The constraint satisfaction problem (CSP) over a structure A with a finite relational signature, denoted by CSP(A), is the problem of deciding whether a given finite structure B with the same signature as A has a homomorphism to A.
Using concepts and techniques from universal algebra, Bulatov and Zhuk proved independently that if A is finite, then the CSP over A is always in P or NP-complete. Following this result, it is a natural question to ask when and how this dichotomy can be generalized for infinite structures.
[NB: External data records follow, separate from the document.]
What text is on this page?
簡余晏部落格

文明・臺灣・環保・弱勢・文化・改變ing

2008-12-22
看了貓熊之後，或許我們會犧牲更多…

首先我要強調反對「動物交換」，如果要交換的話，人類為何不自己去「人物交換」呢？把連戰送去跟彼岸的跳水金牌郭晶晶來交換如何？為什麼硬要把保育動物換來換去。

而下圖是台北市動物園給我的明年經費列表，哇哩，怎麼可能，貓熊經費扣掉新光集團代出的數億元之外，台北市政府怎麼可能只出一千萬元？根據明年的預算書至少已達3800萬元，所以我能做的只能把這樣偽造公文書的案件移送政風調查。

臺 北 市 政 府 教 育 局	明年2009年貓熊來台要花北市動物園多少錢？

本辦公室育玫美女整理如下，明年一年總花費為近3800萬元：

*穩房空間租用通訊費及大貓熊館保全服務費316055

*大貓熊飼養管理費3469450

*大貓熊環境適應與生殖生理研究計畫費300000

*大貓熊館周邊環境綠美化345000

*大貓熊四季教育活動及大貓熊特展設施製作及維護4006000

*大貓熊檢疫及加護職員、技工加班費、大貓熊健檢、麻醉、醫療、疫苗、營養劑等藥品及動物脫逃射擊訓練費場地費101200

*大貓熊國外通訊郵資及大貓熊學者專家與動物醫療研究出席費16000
The infinite-domain CSP dichotomy conjecture (originally formulated by Bodirsky and Pinsker [BPP14]) states that the same complexity dichotomy holds for first-order reducts of finitely bounded homogeneous structures. This conjecture has been solved for many special classes of structures. In this thesis we are developing new techniques involving canonical polymorphisms to attack this conjecture. Using these techniques we prove a new CSP dichotomy result, namely we show that the CSP over every finitely related ω-categorical monadically stable structure is in P or NP-complete.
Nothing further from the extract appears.